Mon répit est de courte durée.
Au déjeuner, alors que tout le monde est en train d’exprimer une gratitude silencieuse pour le gratin de poireaux au jambon et à la béchamel de cellulose protéinée – ce n’est pas mauvais, il faut le dire, l’arôme de synthèse noix de muscade est plutôt réussi – l’homme s’éclaircit soudain la voix. Il avale lentement une dernière bouchée avant de se lever avec solennité.

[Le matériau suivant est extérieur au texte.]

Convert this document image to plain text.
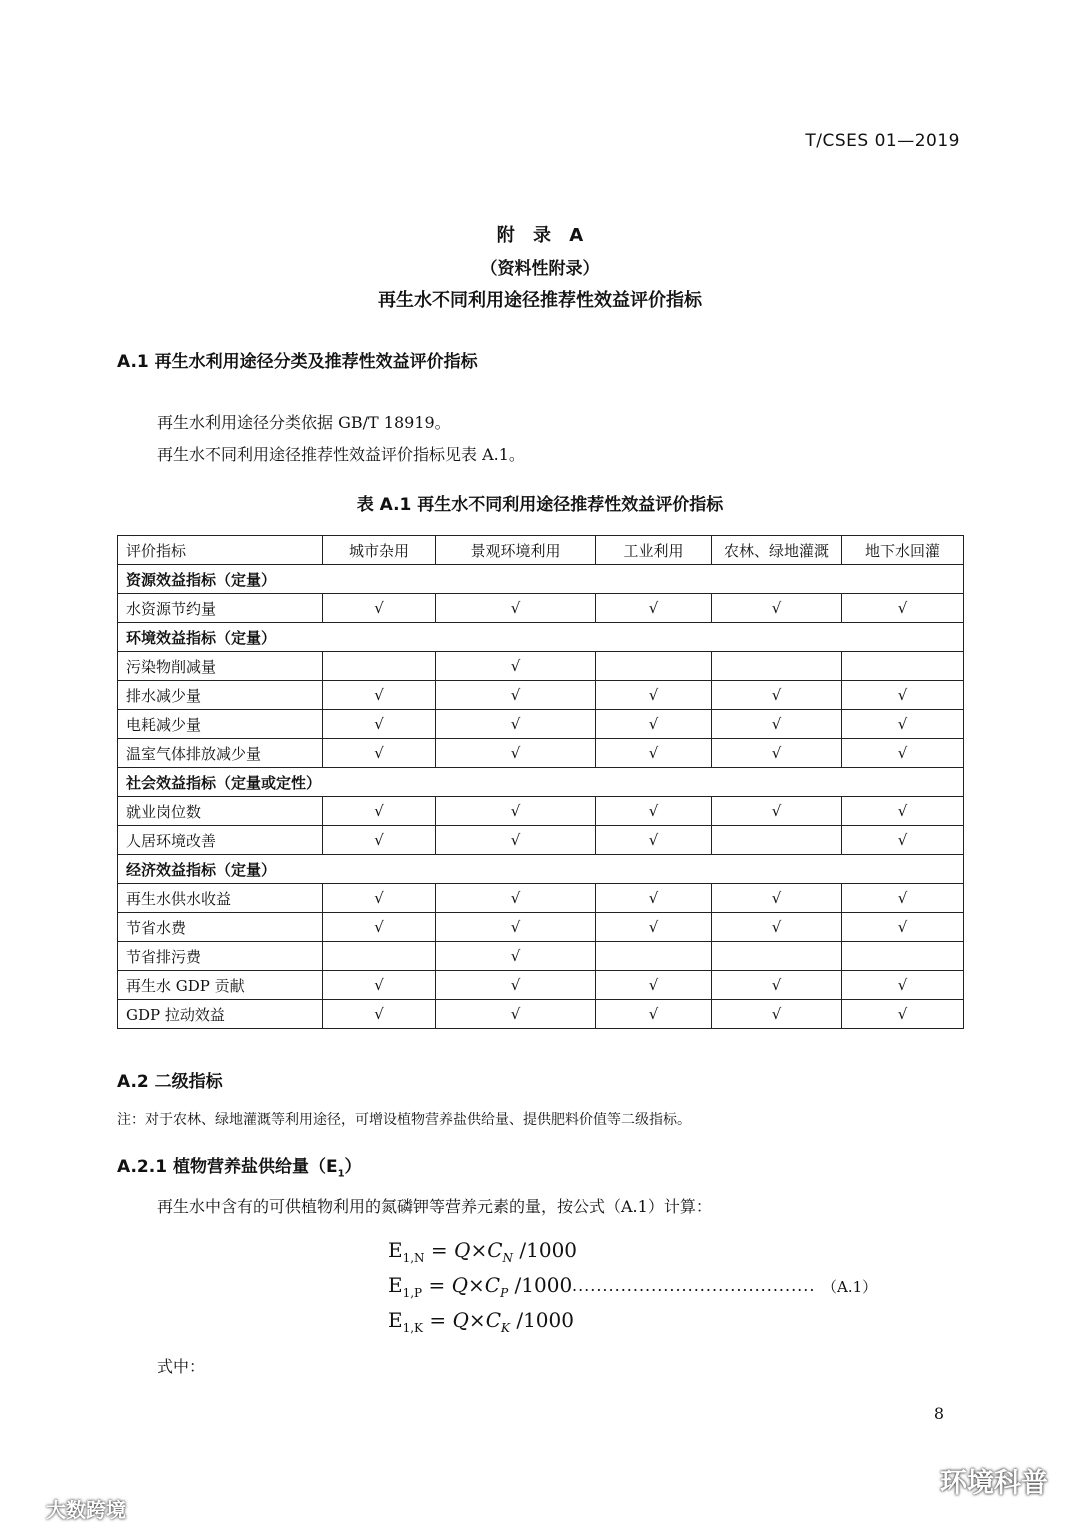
T/CSES 01—2019
附 录 A
（资料性附录）
再生水不同利用途径推荐性效益评价指标
A.1 再生水利用途径分类及推荐性效益评价指标
再生水利用途径分类依据 GB/T 18919。
再生水不同利用途径推荐性效益评价指标见表 A.1。
表 A.1 再生水不同利用途径推荐性效益评价指标
评价指标	城市杂用	景观环境利用	工业利用	农林、绿地灌溉	地下水回灌
资源效益指标（定量）					
水资源节约量	√	√	√	√	√
环境效益指标（定量）					
污染物削减量		√			
排水减少量	√	√	√	√	√
电耗减少量	√	√	√	√	√
温室气体排放减少量	√	√	√	√	√
社会效益指标（定量或定性）					
就业岗位数	√	√	√	√	√
人居环境改善	√	√	√		√
经济效益指标（定量）					
再生水供水收益	√	√	√	√	√
节省水费	√	√	√	√	√
节省排污费		√			
再生水 GDP 贡献	√	√	√	√	√
GDP 拉动效益	√	√	√	√	√
A.2 二级指标
注：对于农林、绿地灌溉等利用途径，可增设植物营养盐供给量、提供肥料价值等二级指标。
A.2.1 植物营养盐供给量$(E_1)$
再生水中含有的可供植物利用的氮磷钾等营养元素的量，按公式（A.1）计算：
$E_{1,N} = Q\times C_N$ /1000
$E_{1,P} = Q\times C_P$ /1000
$E_{1,K} = Q\times C_K$ /1000
........................................ （A.1）
式中：
8
大数跨境
环境科普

Nous le regardons tous, bouche bée. Nous n’avons pas l’habitude qu’il se passe quelque chose. Il faut dire que je ne suis là que depuis 19 jours, mais jusque-là, tout s’est toujours passé dans un silence pesant, ponctué par le cliquetis des couverts et les mastications qui se voulaient pourtant des plus discrètes.

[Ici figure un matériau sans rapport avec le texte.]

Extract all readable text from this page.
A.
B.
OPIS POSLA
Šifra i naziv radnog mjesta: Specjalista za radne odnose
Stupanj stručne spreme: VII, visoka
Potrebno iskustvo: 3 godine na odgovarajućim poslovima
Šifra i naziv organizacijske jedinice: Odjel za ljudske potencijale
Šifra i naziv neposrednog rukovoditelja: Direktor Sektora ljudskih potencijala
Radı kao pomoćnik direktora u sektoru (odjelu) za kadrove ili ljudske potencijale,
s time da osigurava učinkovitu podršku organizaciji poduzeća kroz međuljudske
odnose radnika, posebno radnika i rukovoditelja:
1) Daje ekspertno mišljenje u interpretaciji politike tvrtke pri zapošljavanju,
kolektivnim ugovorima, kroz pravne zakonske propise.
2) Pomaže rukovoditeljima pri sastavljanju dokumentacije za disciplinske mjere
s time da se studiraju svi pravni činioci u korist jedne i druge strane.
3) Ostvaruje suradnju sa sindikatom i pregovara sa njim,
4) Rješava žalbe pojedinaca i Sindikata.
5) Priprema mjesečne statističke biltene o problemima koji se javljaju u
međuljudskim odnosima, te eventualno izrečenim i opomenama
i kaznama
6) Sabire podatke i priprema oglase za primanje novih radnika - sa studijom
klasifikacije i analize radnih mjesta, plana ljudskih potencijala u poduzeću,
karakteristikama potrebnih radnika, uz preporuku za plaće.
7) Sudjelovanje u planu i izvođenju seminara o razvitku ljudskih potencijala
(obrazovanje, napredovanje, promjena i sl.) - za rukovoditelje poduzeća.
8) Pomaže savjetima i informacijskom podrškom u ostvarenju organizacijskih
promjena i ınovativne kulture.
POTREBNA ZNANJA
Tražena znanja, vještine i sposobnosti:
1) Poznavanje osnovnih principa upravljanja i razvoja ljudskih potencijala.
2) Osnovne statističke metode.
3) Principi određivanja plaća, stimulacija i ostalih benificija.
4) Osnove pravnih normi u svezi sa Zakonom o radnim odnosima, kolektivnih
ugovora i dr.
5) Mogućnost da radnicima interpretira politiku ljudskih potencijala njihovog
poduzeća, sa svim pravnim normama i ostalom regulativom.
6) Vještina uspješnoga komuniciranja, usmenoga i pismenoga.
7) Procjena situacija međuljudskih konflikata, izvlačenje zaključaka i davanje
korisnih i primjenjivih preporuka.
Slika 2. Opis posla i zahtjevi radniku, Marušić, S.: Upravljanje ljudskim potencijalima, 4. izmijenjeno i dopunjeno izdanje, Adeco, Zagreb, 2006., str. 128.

Il prend la parole et c’est la première fois que je l’entends prononcer plus de trois phrases.
« Chères femmes de la maison. Nous avons besoin de prendre l’air, de faire connaissance et de nous détendre. Perrette, notre nouvelle hôte, n’a pas la santé nécessaire pour devenir l’hôtesse de la vie. »
J’ai un moment d’admiration pour ce petit jeu de mot…Hôte, hôtesse. Cet homme a des lettres et cela me plait. Mais je me reprends en réalisant qu’il parle de moi.
Il continue : « Nous allons préparer nos affaires pour un séjour de 7 jours dans notre résidence secondaire à la montagne. Espérons que le bon air nous permettra de recouvrer nos forces. »
Le repas s’achève avec des poires au sirop. Je me souviens de celles de Nicolas. J’ai failli pleurer. Mais il ne faut pas que je cède, il ne faut pas que je craque, il faut que je continue de faire bonne figure, d’être combattive.
L’information essentielle, c’est que nous allons voyager. Ceci sera peut-être une opportunité pour m’enfuir.
Je n’ai pas beaucoup d’affaires à préparer. J’ai dans mon armoire, dans ma petite chambre, seulement quelques tenues, toutes identiques : cette même combinaison beige et moulante. Des sous-vêtements en coton blanc : chaussettes, culotte et soutien-gorge. Des baskets blanches. Deux paires.
Habillée comme ça, j’ai l’impression d’être une héroïne de dessin animée de mon enfance : une Totally Spies…
Pour la toilette, j’ai une brosse à dent et un savon. J’ai demandé à avoir de la crème et du déodorant, mais on m’a dit que c’étaient des denrées rares et que ce n’était pas la peine, à mon âge : « Vous avez la peau souple et vous sentez bon ! »
A 90 ans, pourtant, je ne cracherais pas sur un peu de confort ! Peut-être que la maison secondaire nous offrira des surprises. J’ai tenté de demander des informations à la gouvernante, mais elle m’a fait comprendre qu’encore une fois, j’étais beaucoup trop curieuse.
Le chien est venu me rejoindre en fin de journée. Je l’ai fait monter sur mon lit et je lui ai prodigué quelques caresses. C’est le seul être de cette maison qui m’inspire une confiance totale. Il porte un collier rouge avec son nom gravé sur une médaille. Soské. Je ne sais pas d’où vient ce nom étrange : dans mon autre vie, j’aurais fait une recherche sur internet, pour trouver l’origine, la langue, la signification. Ici, je dois me contenter de mon imagination.
Pourquoi ce chien ? C’est presque le seul élément de loisir et d’agrément dans ce lieu. Pas de télévision, pas de livre, pas de tableau aux murs. Pas de jeu, pas d’écran, quels qu’ils soient. On s’ennuie.
La culture a-t-elle complétement disparu de ce monde ?
Le départ est fixé pour le lendemain après-midi. J’ai encore une matinée à tuer avec mes copines, les potentielles parturientes. Pendant la séance de sport quotidienne, je leur demande si elles regardent parfois la télé, si elles jouent. Je sais qu’elles ne lisent pas : elles n’ont jamais appris. Mais à toutes mes questions, je n’obtiens pour réponse qu’un petit rire surpris et marquant leur incompréhension. Elles n’ont même pas l’air de savoir de quoi je parle. Loisir, détente, culture, voilà des mots qui ne leur évoquent rien.
Une grande tristesse me prend…Il reste le sport, alors redoublons d’effort sur les squats, en attendant de partir pour la montagne.